Barbara et Wolfgang Schultz ont huit ans. Ils sont jumeaux et allemands. Typiquement aryens. La seconde guerre mondiale est finie depuis trois ans et comme beaucoup de petits allemands, les deux enfants sont orphelins. Ils ont été choisis pour rejoindre un programme mené par une organisation de bienfaisance qui a pour objectif de les faire adopter par des couples blancs installés en Afrique du Sud. Une adoption qui a aussi un but plus trouble puisque cette organisation a des tendances pro-nazies et qu’elle vise à donner du sang neuf aux Afrikaners qui craignent que les noirs ne finissent par les remplacer. Rappelons que les Afrikaners sont des sud-africains blancs, non-anglophones.

A leur arrivée au Cap, Wolf et Barbara vont être confrontés aux idées racistes de leur famille d’adoption. Chacun d’eux se construira en opposition à cette famille. Devenu adulte, Wolfgang cherchera à remonter la piste de leur origine, à retrouver des traces de sa famille restée en Allemagne pour, peut-être, transmettre un autre héritage à ses filles et les décharger du poids du secret.  

Après le très beau La race des orphelins d’Oscar Lalo, voici une nouvelle plongée au cœur de l’histoire allemande et des conséquences de la guerre dont les victimes sont encore une fois des enfants.  
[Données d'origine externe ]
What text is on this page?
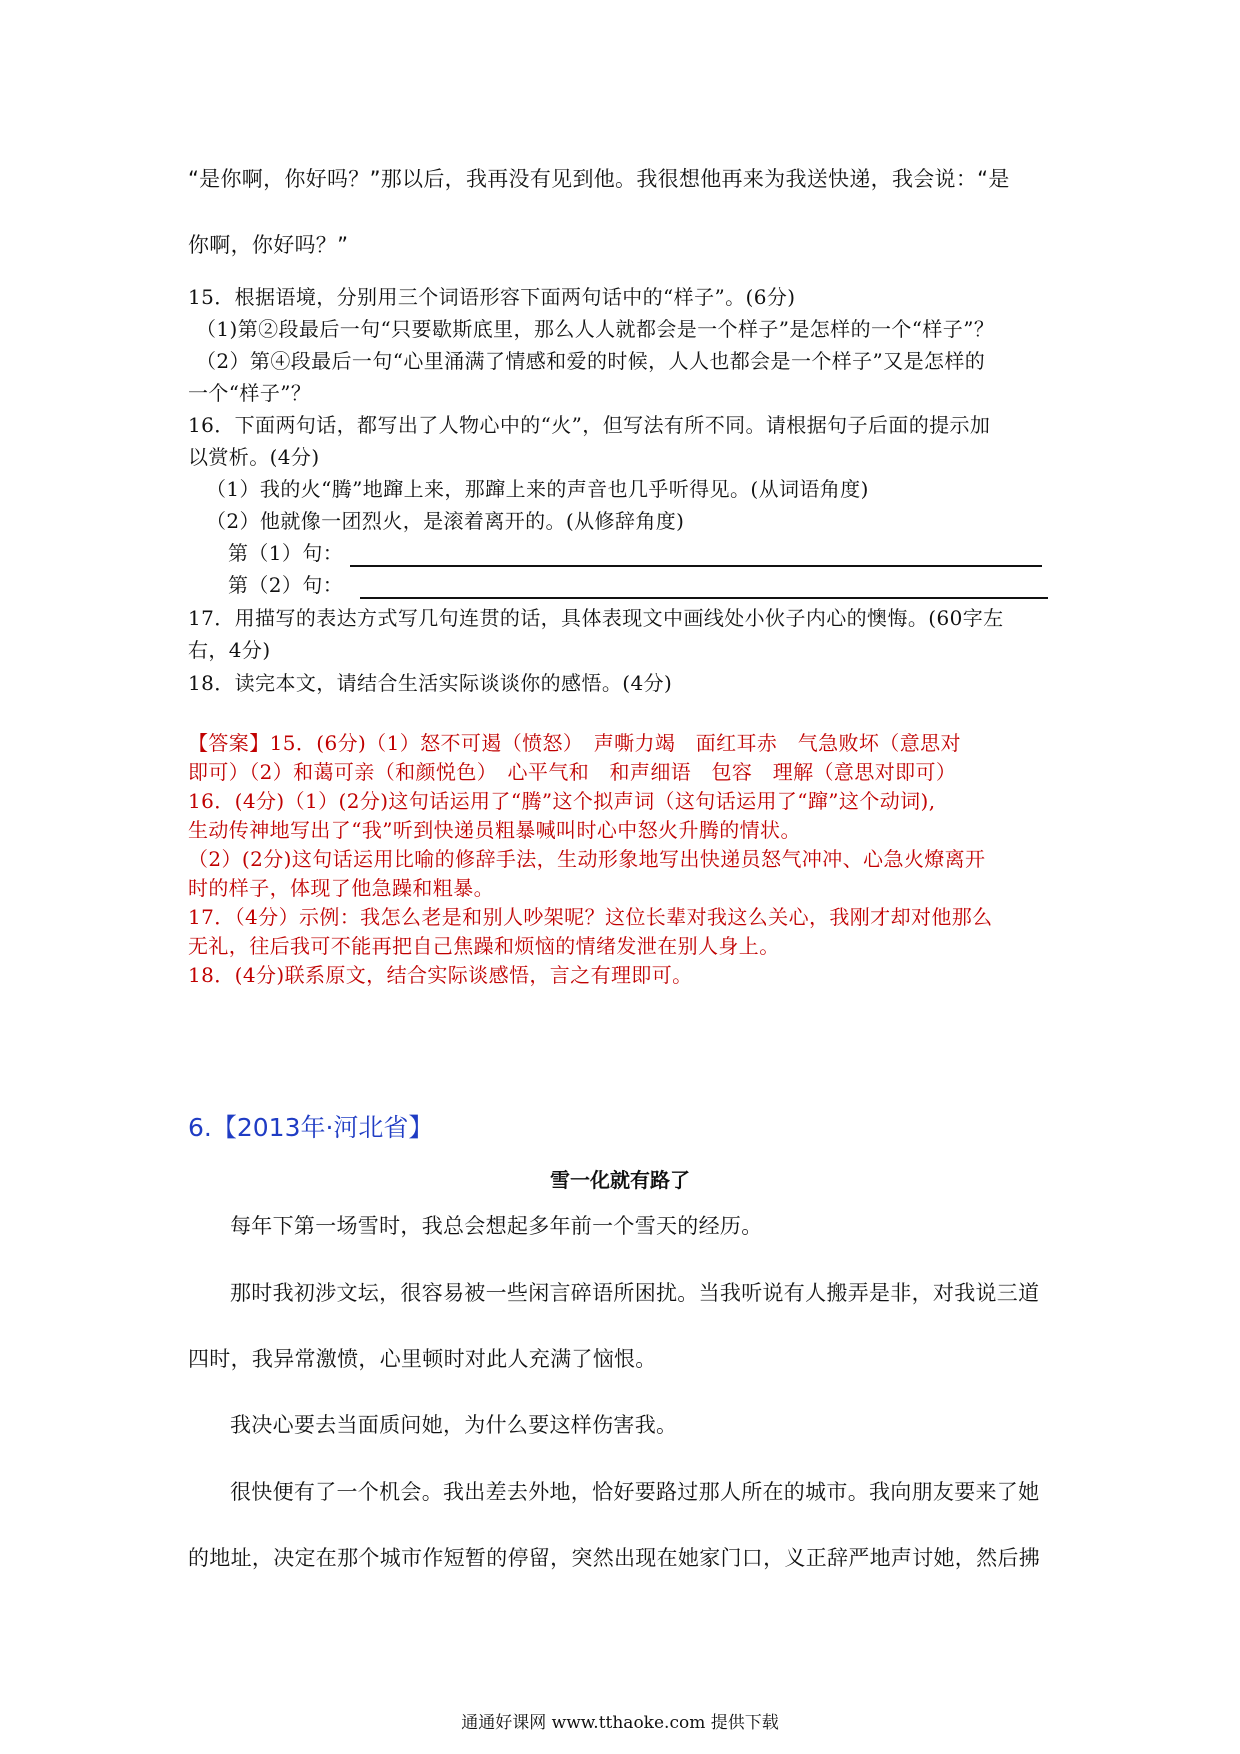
“是你啊，你好吗？”那以后，我再没有见到他。我很想他再来为我送快递，我会说：“是
你啊，你好吗？”
15．根据语境，分别用三个词语形容下面两句话中的“样子”。(6分)
（1)第②段最后一句“只要歇斯底里，那么人人就都会是一个样子”是怎样的一个“样子”？
（2）第④段最后一句“心里涌满了情感和爱的时候，人人也都会是一个样子”又是怎样的
一个“样子”？
16．下面两句话，都写出了人物心中的“火”，但写法有所不同。请根据句子后面的提示加
以赏析。(4分)
（1）我的火“腾”地蹿上来，那蹿上来的声音也几乎听得见。(从词语角度)
（2）他就像一团烈火，是滚着离开的。(从修辞角度)
第（1）句：
第（2）句：
17．用描写的表达方式写几句连贯的话，具体表现文中画线处小伙子内心的懊悔。(60字左
右，4分)
18．读完本文，请结合生活实际谈谈你的感悟。(4分)
【答案】15．(6分)（1）怒不可遏（愤怒）　声嘶力竭　面红耳赤　气急败坏（意思对
即可）（2）和蔼可亲（和颜悦色）　心平气和　和声细语　包容　理解（意思对即可）
16．(4分)（1）(2分)这句话运用了“腾”这个拟声词（这句话运用了“蹿”这个动词),
生动传神地写出了“我”听到快递员粗暴喊叫时心中怒火升腾的情状。
（2）(2分)这句话运用比喻的修辞手法，生动形象地写出快递员怒气冲冲、心急火燎离开
时的样子，体现了他急躁和粗暴。
17．（4分）示例：我怎么老是和别人吵架呢？这位长辈对我这么关心，我刚才却对他那么
无礼，往后我可不能再把自己焦躁和烦恼的情绪发泄在别人身上。
18．(4分)联系原文，结合实际谈感悟，言之有理即可。
6.【2013年·河北省】
雪一化就有路了
每年下第一场雪时，我总会想起多年前一个雪天的经历。
那时我初涉文坛，很容易被一些闲言碎语所困扰。当我听说有人搬弄是非，对我说三道
四时，我异常激愤，心里顿时对此人充满了恼恨。
我决心要去当面质问她，为什么要这样伤害我。
很快便有了一个机会。我出差去外地，恰好要路过那人所在的城市。我向朋友要来了她
的地址，决定在那个城市作短暂的停留，突然出现在她家门口，义正辞严地声讨她，然后拂
通通好课网 www.tthaoke.com 提供下载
« Moi-même j’en suis choqué. Mais il y a des gens, vous les aimez inconditionnellement. Ceux qui sont de votre sang. Ceux qui sont de votre enfance. On ne rompt pas avec son sang. Et son enfance, on ne la quitte jamais. Parce que, au milieu de ce qui vous déplace, de ce qui vous remplace, c’est tout ce qui vous fait tenir en place. » 

Wolfgang est le narrateur à fleur de peau de ce récit qui lève le voile sur ce terrible épisode de l’histoire. Un récit qui raconte l’exil, l’écartèlement entre deux civilisations qui prônent chacune la suprématie d’une race sur d’autres, la difficile construction d’enfants transplantés d’un monde à un autre, le poids de l’héritage. Les deux enfants puisent leurs forces l’un dans l’autre durant toute leur vie et face à tous les événements qui vont leur arriver. On suit ainsi Wolfgang et Barbara de l’enfance à l’âge adulte mais aussi les deux filles de Wolfgang et jusqu’à sa petite fille.  

C’est un récit très fort, sur un sujet méconnu et dans lequel Bessora insuffle à la fois une grande sensibilité et une violence à peine contenue. Cette période de l’histoire n’a décidément pas fini de dévoiler ses secrets.